Another former ETSU player, Cloudland head coach Brock Pittman, said ETSU should turn the heads of area players.
“ETSU bringing football back will get the kids to stop looking at Appalachian State and starting looking at Johnson City,” said Pittman. “The opportunity is a lot closer than it would have been.
“Some of these guys really want to play college football. Now there’s a school 45 minutes away (from Roan Mountain). It’s not quite home, but it’s not too far and it’s another opportunity.
From the ETSU side of the coin, the Buccaneers might eventually “steal” a player who is close to a higher level — if the relationship is already established between the college program and the high school program. Carter said those steps are already being taken by Buccaneers’ head coach Carl Torbush.
“I think he’s really interested in the kids around this area,” said Carter. “I think he’s contacted all of the coaches around here, and it should be a special relationship with us because we’re in the same city.
“But overall I think he will do a good job finding kids and recruiting a great team all around. I think it will be a good relationship for both of us.”
Haynie said he will steer any FCS-type players toward ETSU.

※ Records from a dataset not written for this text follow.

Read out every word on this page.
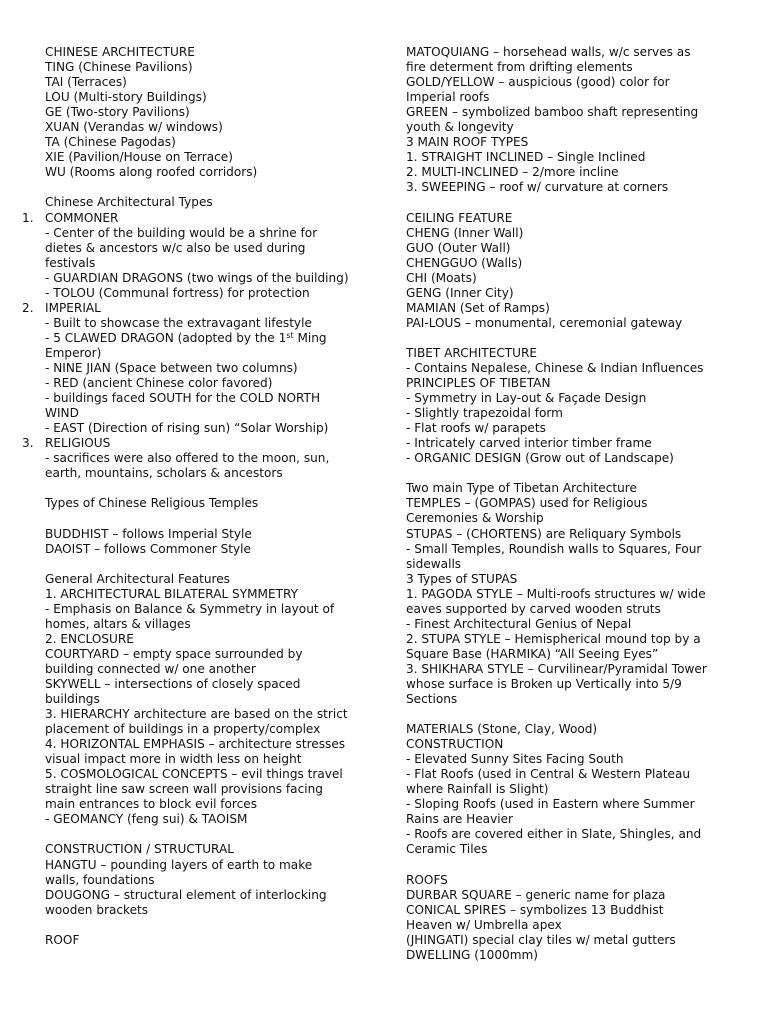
CHINESE ARCHITECTURE
TING (Chinese Pavilions)
TAI (Terraces)
LOU (Multi-story Buildings)
GE (Two-story Pavilions)
XUAN (Verandas w/ windows)
TA (Chinese Pagodas)
XIE (Pavilion/House on Terrace)
WU (Rooms along roofed corridors)
Chinese Architectural Types
1. COMMONER
- Center of the building would be a shrine for
dietes & ancestors w/c also be used during
festivals
- GUARDIAN DRAGONS (two wings of the building)
- TOLOU (Communal fortress) for protection
2. IMPERIAL
- Built to showcase the extravagant lifestyle
- 5 CLAWED DRAGON (adopted by the 1st Ming
Emperor)
- NINE JIAN (Space between two columns)
- RED (ancient Chinese color favored)
- buildings faced SOUTH for the COLD NORTH
WIND
- EAST (Direction of rising sun) “Solar Worship)
3. RELIGIOUS
- sacrifices were also offered to the moon, sun,
earth, mountains, scholars & ancestors
Types of Chinese Religious Temples
BUDDHIST – follows Imperial Style
DAOIST – follows Commoner Style
General Architectural Features
1. ARCHITECTURAL BILATERAL SYMMETRY
- Emphasis on Balance & Symmetry in layout of
homes, altars & villages
2. ENCLOSURE
COURTYARD – empty space surrounded by
building connected w/ one another
SKYWELL – intersections of closely spaced
buildings
3. HIERARCHY architecture are based on the strict
placement of buildings in a property/complex
4. HORIZONTAL EMPHASIS – architecture stresses
visual impact more in width less on height
5. COSMOLOGICAL CONCEPTS – evil things travel
straight line saw screen wall provisions facing
main entrances to block evil forces
- GEOMANCY (feng sui) & TAOISM
CONSTRUCTION / STRUCTURAL
HANGTU – pounding layers of earth to make
walls, foundations
DOUGONG – structural element of interlocking
wooden brackets
ROOF
MATOQUIANG – horsehead walls, w/c serves as
fire determent from drifting elements
GOLD/YELLOW – auspicious (good) color for
Imperial roofs
GREEN – symbolized bamboo shaft representing
youth & longevity
3 MAIN ROOF TYPES
1. STRAIGHT INCLINED – Single Inclined
2. MULTI-INCLINED – 2/more incline
3. SWEEPING – roof w/ curvature at corners
CEILING FEATURE
CHENG (Inner Wall)
GUO (Outer Wall)
CHENGGUO (Walls)
CHI (Moats)
GENG (Inner City)
MAMIAN (Set of Ramps)
PAI-LOUS – monumental, ceremonial gateway
TIBET ARCHITECTURE
- Contains Nepalese, Chinese & Indian Influences
PRINCIPLES OF TIBETAN
- Symmetry in Lay-out & Façade Design
- Slightly trapezoidal form
- Flat roofs w/ parapets
- Intricately carved interior timber frame
- ORGANIC DESIGN (Grow out of Landscape)
Two main Type of Tibetan Architecture
TEMPLES – (GOMPAS) used for Religious
Ceremonies & Worship
STUPAS – (CHORTENS) are Reliquary Symbols
- Small Temples, Roundish walls to Squares, Four
sidewalls
3 Types of STUPAS
1. PAGODA STYLE – Multi-roofs structures w/ wide
eaves supported by carved wooden struts
- Finest Architectural Genius of Nepal
2. STUPA STYLE – Hemispherical mound top by a
Square Base (HARMIKA) “All Seeing Eyes”
3. SHIKHARA STYLE – Curvilinear/Pyramidal Tower
whose surface is Broken up Vertically into 5/9
Sections
MATERIALS (Stone, Clay, Wood)
CONSTRUCTION
- Elevated Sunny Sites Facing South
- Flat Roofs (used in Central & Western Plateau
where Rainfall is Slight)
- Sloping Roofs (used in Eastern where Summer
Rains are Heavier
- Roofs are covered either in Slate, Shingles, and
Ceramic Tiles
ROOFS
DURBAR SQUARE – generic name for plaza
CONICAL SPIRES – symbolizes 13 Buddhist
Heaven w/ Umbrella apex
(JHINGATI) special clay tiles w/ metal gutters
DWELLING (1000mm)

“Definitely any players who are interested in ETSU, I would support that wholeheartedly,” said Haynie. “It will give them a chance to play local, whether it’s scholarship or walk on.”
Success will eventually be the main driving factor for kids being attracted to ETSU. It certainly was part of the equation when Mike Cavan was the Bucs’ head coach and Haynie joined the program.
“He had been there a few years and was starting to get things going,” said Haynie. “We had the opportunity to be competitive in the Southern Conference. And in 1996-97, we had a couple of pretty good teams. It was an opportunity to be at a local place that was competitive.”
One way high school coaches could benefit is by having more players come out for football — making better teams — if the interest level in ETSU grows.
“I think it could have a big impact,” said Haynie. “I’ve always said if they bring it back, they need to do it right. I said they need to get a stadium, get back in the Southern Conference, and have a first-class deal. It seems like everything they’ve done is headed in that direction, and that’s the encouraging part for me.”
Pittman said the return of college football to Johnson City will help even more than just the players.
“I think it will help all the coaches around here, and make them more excited about the game,” Pittman said.